In order to address the problem of Japanese glass eel shortage, the Taiwanese government has provided easier access to land and water resources. Government universities are also providing help in the form of research on basic biological data [2, 3, 5153], feed and nutrients [5456], disease prevention [57] and business management [7, 18, 19, 44, 45, 58, 59]. These attempts are being made in the hope to promote the development of giant mottled eel farming to satisfy the market demand for eels.
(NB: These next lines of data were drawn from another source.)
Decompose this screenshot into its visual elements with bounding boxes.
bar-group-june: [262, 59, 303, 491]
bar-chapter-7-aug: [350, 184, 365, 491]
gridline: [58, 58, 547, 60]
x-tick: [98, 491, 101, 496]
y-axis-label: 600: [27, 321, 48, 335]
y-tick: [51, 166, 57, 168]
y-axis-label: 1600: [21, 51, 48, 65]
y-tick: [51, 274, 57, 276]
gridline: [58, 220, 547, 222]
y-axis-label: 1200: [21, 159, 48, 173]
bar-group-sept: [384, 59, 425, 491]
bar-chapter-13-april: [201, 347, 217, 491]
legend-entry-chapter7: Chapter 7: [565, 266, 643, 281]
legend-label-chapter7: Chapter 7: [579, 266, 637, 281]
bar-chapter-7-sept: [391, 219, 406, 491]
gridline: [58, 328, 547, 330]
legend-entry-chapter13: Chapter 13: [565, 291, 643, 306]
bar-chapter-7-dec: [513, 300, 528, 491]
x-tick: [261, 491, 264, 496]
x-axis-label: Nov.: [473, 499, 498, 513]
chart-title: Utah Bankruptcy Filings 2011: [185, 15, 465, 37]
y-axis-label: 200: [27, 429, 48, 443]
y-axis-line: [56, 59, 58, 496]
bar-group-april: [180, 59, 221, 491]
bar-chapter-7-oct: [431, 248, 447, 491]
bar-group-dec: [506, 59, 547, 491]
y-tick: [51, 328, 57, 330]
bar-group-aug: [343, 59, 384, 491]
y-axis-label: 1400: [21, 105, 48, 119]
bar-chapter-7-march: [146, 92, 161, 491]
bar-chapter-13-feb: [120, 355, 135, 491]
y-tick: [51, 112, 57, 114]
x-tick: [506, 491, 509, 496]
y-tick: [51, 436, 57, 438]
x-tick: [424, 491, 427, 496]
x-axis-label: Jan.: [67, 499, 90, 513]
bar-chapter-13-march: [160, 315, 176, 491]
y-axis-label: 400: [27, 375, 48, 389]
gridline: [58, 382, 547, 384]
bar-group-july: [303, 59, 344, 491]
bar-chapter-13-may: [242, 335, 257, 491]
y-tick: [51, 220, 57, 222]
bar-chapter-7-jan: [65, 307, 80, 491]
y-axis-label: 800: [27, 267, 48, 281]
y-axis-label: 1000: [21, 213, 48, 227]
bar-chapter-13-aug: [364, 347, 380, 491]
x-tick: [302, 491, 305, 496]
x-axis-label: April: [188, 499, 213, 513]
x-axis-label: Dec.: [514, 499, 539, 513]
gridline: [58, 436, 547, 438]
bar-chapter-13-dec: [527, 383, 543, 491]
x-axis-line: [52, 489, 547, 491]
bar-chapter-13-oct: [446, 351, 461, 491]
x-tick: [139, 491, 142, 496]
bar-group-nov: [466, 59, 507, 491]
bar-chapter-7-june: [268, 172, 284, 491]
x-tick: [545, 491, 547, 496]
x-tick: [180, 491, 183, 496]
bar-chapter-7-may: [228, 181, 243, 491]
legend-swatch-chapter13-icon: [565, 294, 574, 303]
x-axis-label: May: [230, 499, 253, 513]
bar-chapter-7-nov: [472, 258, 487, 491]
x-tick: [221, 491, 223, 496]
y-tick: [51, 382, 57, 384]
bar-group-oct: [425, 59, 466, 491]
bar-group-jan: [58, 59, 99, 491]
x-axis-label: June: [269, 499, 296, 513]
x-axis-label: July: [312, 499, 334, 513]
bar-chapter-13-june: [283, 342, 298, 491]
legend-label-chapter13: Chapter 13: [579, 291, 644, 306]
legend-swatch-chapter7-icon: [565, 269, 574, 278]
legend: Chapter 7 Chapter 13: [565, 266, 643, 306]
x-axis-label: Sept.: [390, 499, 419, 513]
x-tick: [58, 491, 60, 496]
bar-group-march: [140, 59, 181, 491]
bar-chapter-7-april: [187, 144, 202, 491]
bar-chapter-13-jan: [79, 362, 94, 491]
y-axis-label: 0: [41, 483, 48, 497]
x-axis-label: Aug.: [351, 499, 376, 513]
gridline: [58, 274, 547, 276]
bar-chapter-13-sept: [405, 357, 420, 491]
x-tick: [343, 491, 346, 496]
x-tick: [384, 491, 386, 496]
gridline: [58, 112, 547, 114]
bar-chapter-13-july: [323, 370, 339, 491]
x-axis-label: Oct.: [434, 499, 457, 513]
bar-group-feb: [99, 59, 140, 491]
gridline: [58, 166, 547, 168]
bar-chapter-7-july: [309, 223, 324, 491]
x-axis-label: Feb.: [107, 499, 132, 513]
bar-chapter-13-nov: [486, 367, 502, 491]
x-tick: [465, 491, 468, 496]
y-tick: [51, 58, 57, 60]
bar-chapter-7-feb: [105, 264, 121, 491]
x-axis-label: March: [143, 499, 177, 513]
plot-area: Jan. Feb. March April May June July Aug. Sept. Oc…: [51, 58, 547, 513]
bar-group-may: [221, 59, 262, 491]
To summarize, due to giant mottled eel cultivation being an emerging industry in Taiwan, the industry is characterized by many inadequacies in terms of farming technology and management. First, we determined that the average stocking density was 67,370 pcs/fen, but Cheng [44] pointed out that the suitable stocking density should be 100–120 thousand pcs/fen. Hence, there is space for improvement in terms of stocking density. Second, the temperature has a significant impact on growth, and the water temperature of the giant mottled eel should be maintained around 28 °C that the eels can grow faster and have relatively better economic value [26]. However, as the water temperature in central Taiwan is relatively low in winter, research institutes have tried to raise eels in the greenhouse in order to reduce the effects of cold weather. Third, we found that feed cost accounted for 82.3 % of production cost of giant mottled eel farming, with many farmers relying on their previous experience with Japanese eel farming. However, the digestion systems of these two kinds of eels differ, and thus the farming method used for Japanese eels may easily lead to diseases in the digestion system of giant mottled eel, thus increasing the mortality rate [57, 60]. Fourth, in terms of feed management of the giant mottled eel, in the early period the feed weight should be about 8–10 % of the fish body weight, following which it should be increased by 1–2 % every day. Later, the feed weight should be kept around 22–28 % of the fish body weight [61]. Feeds specifically for the giant mottled eel should be developed in order to reduce feed costs. Fifth, the glass eels which were bred in Taiwan were mainly of 7,000–3,000 pcs/kg (data obtained in this study, provided by the giant mottled eel farms). In the farming process, farmers were able to raise glass eel in inside ponds or in fiberglass reinforced plastic ponds before moving them to outside ponds. The size of the giant mottled eel varies greatly during the farming process, and it is possible that regular separation of eels may increase survival rate. Finally, in a long farming cycle, the eel farming process can be divided into difficult farming periods, such as nursery rearing, and grow-out farming to reduce the risk of farming cycle that is too long and thereby increase the economic benefits.